Do you know of anyone who is currently facing trouble because of an adjustable rate mortgage?

Adjustable Rate Mortgage Getting More Bad Press... For Good Reason?

The Greater Baton Rouge Business Report reported that "People who finance their homes with ARMs may not realize the risks involved and often find themselves in serious financial situations as a result."

The article cites a few cases with relatively small loan amounts of $85,000 and the customer getting a 30% jump in mortgage payments which forced her to get a second job just to make ends meet. My concern is that in places like California, New York and Florida many more people have these loans and they are even less prepared for significant 50% - 75% increases in monthly payments.

We have created a few different mortgage calculators where you can get an idea of what to expect at your first adjustment based on the type of loan you have.

Many of these article point out that the consumer was unaware that such a big jump was coming... if you are one of these consumers, please share you story with us.

Tuesday, September 05, 2006

Option ARM / Neg Am Loans Grilled by BusinessWeek

Option ARM / Neg Am Loans Grilled by BusinessWeek

In case you haven't heard the buzz yet about this BusinessWeek article regarding the popular "Pay Option ARM Loans" with artificially low rates, it may be worth it for you to read it now. Especially if you think you may have one of these types of adjustable rate mortgages. If you do have this type of mortgage check this pay option arm / pick a payment mortgage calculator to review the real numbers.

The pay-option ARMS will not cause the most pain in the short term because the recast period is fairly long and the payment adjustments are minor (although the accumulated negative amortization is not) as indicated by this pay-option arm mortgage calculator.

The one to fear is the 100% 2/28 interest only loans (often done as a piggy back loan 80/20). When these adjust for the first time, they have the largest monthly payment adjustment. Here is a 2/28 adjustable rate mortgage calculator. Running a scenario of: 300,000 that started at 5.5% interest only (rate about two years ago), the very first payment adjustment would jump the payment from $1,375 to $2,139, a $764 adjustment that represents and increase of 55% in the payment.
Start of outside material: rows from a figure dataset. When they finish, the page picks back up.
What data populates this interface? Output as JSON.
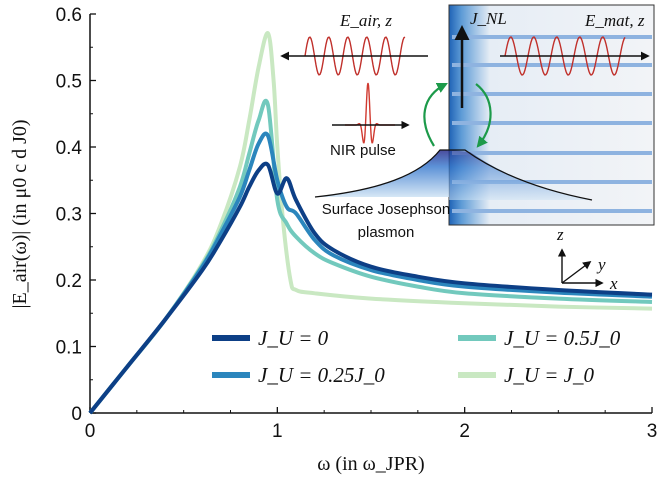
{
  "chart_data": {
    "type": "line",
    "xlabel": "ω (in ω_JPR)",
    "ylabel": "|E_air(ω)| (in μ0 c d J0)",
    "xlim": [
      0,
      3
    ],
    "ylim": [
      0,
      0.6
    ],
    "xticks": [
      "0",
      "1",
      "2",
      "3"
    ],
    "yticks": [
      "0",
      "0.1",
      "0.2",
      "0.3",
      "0.4",
      "0.5",
      "0.6"
    ],
    "legend_position": "bottom-center",
    "series": [
      {
        "name": "J_U = 0",
        "color": "#0d3f86",
        "x": [
          0,
          0.2,
          0.4,
          0.6,
          0.7,
          0.8,
          0.85,
          0.9,
          0.95,
          1.0,
          1.05,
          1.1,
          1.2,
          1.3,
          1.5,
          1.75,
          2.0,
          2.5,
          3.0
        ],
        "y": [
          0,
          0.07,
          0.14,
          0.215,
          0.26,
          0.31,
          0.34,
          0.365,
          0.373,
          0.33,
          0.353,
          0.32,
          0.27,
          0.245,
          0.22,
          0.205,
          0.195,
          0.185,
          0.178
        ]
      },
      {
        "name": "J_U = 0.25J_0",
        "color": "#2b86bd",
        "x": [
          0,
          0.2,
          0.4,
          0.6,
          0.7,
          0.8,
          0.85,
          0.9,
          0.95,
          1.0,
          1.05,
          1.1,
          1.2,
          1.3,
          1.5,
          1.75,
          2.0,
          2.5,
          3.0
        ],
        "y": [
          0,
          0.07,
          0.14,
          0.22,
          0.27,
          0.325,
          0.365,
          0.405,
          0.417,
          0.35,
          0.31,
          0.3,
          0.26,
          0.237,
          0.215,
          0.2,
          0.19,
          0.181,
          0.175
        ]
      },
      {
        "name": "J_U = 0.5J_0",
        "color": "#72c9bd",
        "x": [
          0,
          0.2,
          0.4,
          0.6,
          0.7,
          0.8,
          0.85,
          0.9,
          0.95,
          1.0,
          1.05,
          1.1,
          1.2,
          1.3,
          1.5,
          1.75,
          2.0,
          2.5,
          3.0
        ],
        "y": [
          0,
          0.07,
          0.14,
          0.222,
          0.275,
          0.34,
          0.39,
          0.44,
          0.463,
          0.32,
          0.285,
          0.265,
          0.24,
          0.225,
          0.205,
          0.19,
          0.18,
          0.172,
          0.167
        ]
      },
      {
        "name": "J_U = J_0",
        "color": "#c9e8c2",
        "x": [
          0,
          0.2,
          0.4,
          0.6,
          0.7,
          0.8,
          0.85,
          0.9,
          0.95,
          0.98,
          1.0,
          1.03,
          1.07,
          1.1,
          1.2,
          1.5,
          2.0,
          2.5,
          3.0
        ],
        "y": [
          0,
          0.07,
          0.14,
          0.225,
          0.285,
          0.37,
          0.44,
          0.52,
          0.571,
          0.5,
          0.4,
          0.29,
          0.2,
          0.185,
          0.18,
          0.172,
          0.165,
          0.16,
          0.157
        ]
      }
    ]
  },
  "legend": [
    {
      "label": "J_U = 0"
    },
    {
      "label": "J_U = 0.5J_0"
    },
    {
      "label": "J_U = 0.25J_0"
    },
    {
      "label": "J_U = J_0"
    }
  ],
  "inset": {
    "e_air_label": "E_air, z",
    "e_mat_label": "E_mat, z",
    "j_nl_label": "J_NL",
    "nir_pulse_label": "NIR pulse",
    "plasmon_label_line1": "Surface Josephson",
    "plasmon_label_line2": "plasmon",
    "axis_z": "z",
    "axis_y": "y",
    "axis_x": "x"
  }
}
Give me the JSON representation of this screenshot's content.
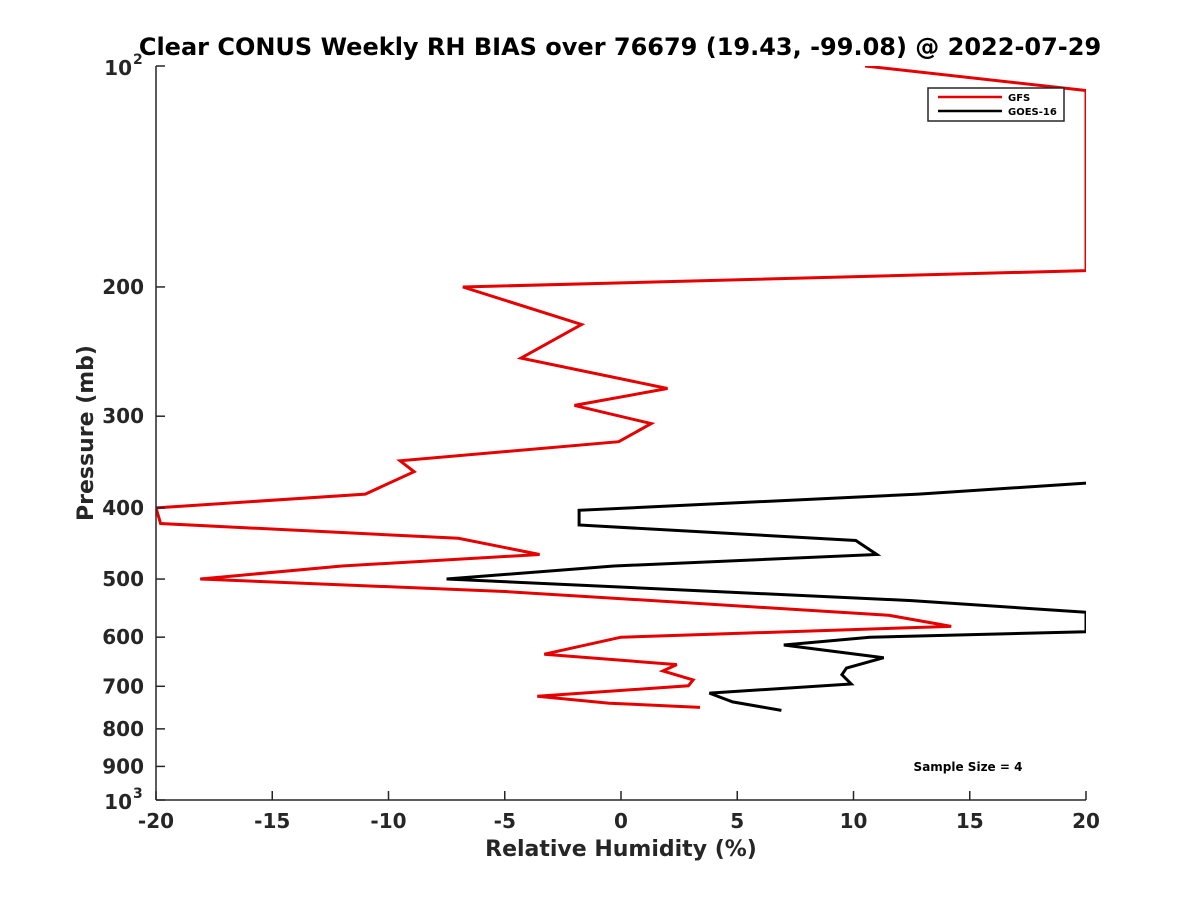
{
  "chart_data": {
    "type": "line",
    "title": "Clear CONUS Weekly RH BIAS over 76679 (19.43, -99.08) @ 2022-07-29",
    "xlabel": "Relative Humidity (%)",
    "ylabel": "Pressure (mb)",
    "xlim": [
      -20,
      20
    ],
    "ylim": [
      100,
      1000
    ],
    "y_scale": "log",
    "y_reversed": true,
    "x_ticks": [
      -20,
      -15,
      -10,
      -5,
      0,
      5,
      10,
      15,
      20
    ],
    "y_ticks": [
      {
        "value": 100,
        "base": "10",
        "exp": "2"
      },
      {
        "value": 200,
        "label": "200"
      },
      {
        "value": 300,
        "label": "300"
      },
      {
        "value": 400,
        "label": "400"
      },
      {
        "value": 500,
        "label": "500"
      },
      {
        "value": 600,
        "label": "600"
      },
      {
        "value": 700,
        "label": "700"
      },
      {
        "value": 800,
        "label": "800"
      },
      {
        "value": 900,
        "label": "900"
      },
      {
        "value": 1000,
        "base": "10",
        "exp": "3"
      }
    ],
    "legend_position": "top-right",
    "annotation": "Sample Size = 4",
    "series": [
      {
        "name": "GFS",
        "color": "#e60000",
        "points": [
          [
            10.5,
            100
          ],
          [
            20,
            108
          ],
          [
            20,
            190
          ],
          [
            -6.8,
            200
          ],
          [
            -1.7,
            225
          ],
          [
            -4.3,
            250
          ],
          [
            2.0,
            275
          ],
          [
            -2.0,
            290
          ],
          [
            1.3,
            307
          ],
          [
            -0.1,
            325
          ],
          [
            -9.5,
            345
          ],
          [
            -8.9,
            357
          ],
          [
            -11,
            383
          ],
          [
            -20,
            400
          ],
          [
            -19.8,
            420
          ],
          [
            -7.0,
            440
          ],
          [
            -3.5,
            463
          ],
          [
            -12,
            480
          ],
          [
            -18.1,
            500
          ],
          [
            -5,
            520
          ],
          [
            11.5,
            560
          ],
          [
            14.2,
            580
          ],
          [
            0,
            600
          ],
          [
            -3.3,
            633
          ],
          [
            2.4,
            654
          ],
          [
            1.8,
            667
          ],
          [
            3.1,
            686
          ],
          [
            2.9,
            699
          ],
          [
            -3.6,
            722
          ],
          [
            -0.5,
            738
          ],
          [
            3.4,
            748
          ]
        ]
      },
      {
        "name": "GOES-16",
        "color": "#000000",
        "points": [
          [
            20,
            370
          ],
          [
            12.8,
            383
          ],
          [
            -1.8,
            403
          ],
          [
            -1.8,
            422
          ],
          [
            10.1,
            443
          ],
          [
            11.0,
            463
          ],
          [
            -0.3,
            480
          ],
          [
            -7.5,
            500
          ],
          [
            12.5,
            535
          ],
          [
            20,
            555
          ],
          [
            20,
            590
          ],
          [
            10.7,
            600
          ],
          [
            7.0,
            615
          ],
          [
            11.3,
            640
          ],
          [
            9.7,
            661
          ],
          [
            9.5,
            675
          ],
          [
            9.9,
            695
          ],
          [
            3.8,
            715
          ],
          [
            4.8,
            735
          ],
          [
            6.9,
            755
          ]
        ]
      }
    ]
  }
}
Combine this with the fact that most people who obtained this type of mortgage probably did a "stated income" loan which is also falling out of favor with the mortgage lenders and these people will not be able to refinance due to their income to debt ratios and possibly not be able to sell, leaving no option but foreclosure or short sale.

Do you have one of these two types of mortgages? If so what are your thoughts as an actual borrower? Afraid? Already refinanced? Not Sure?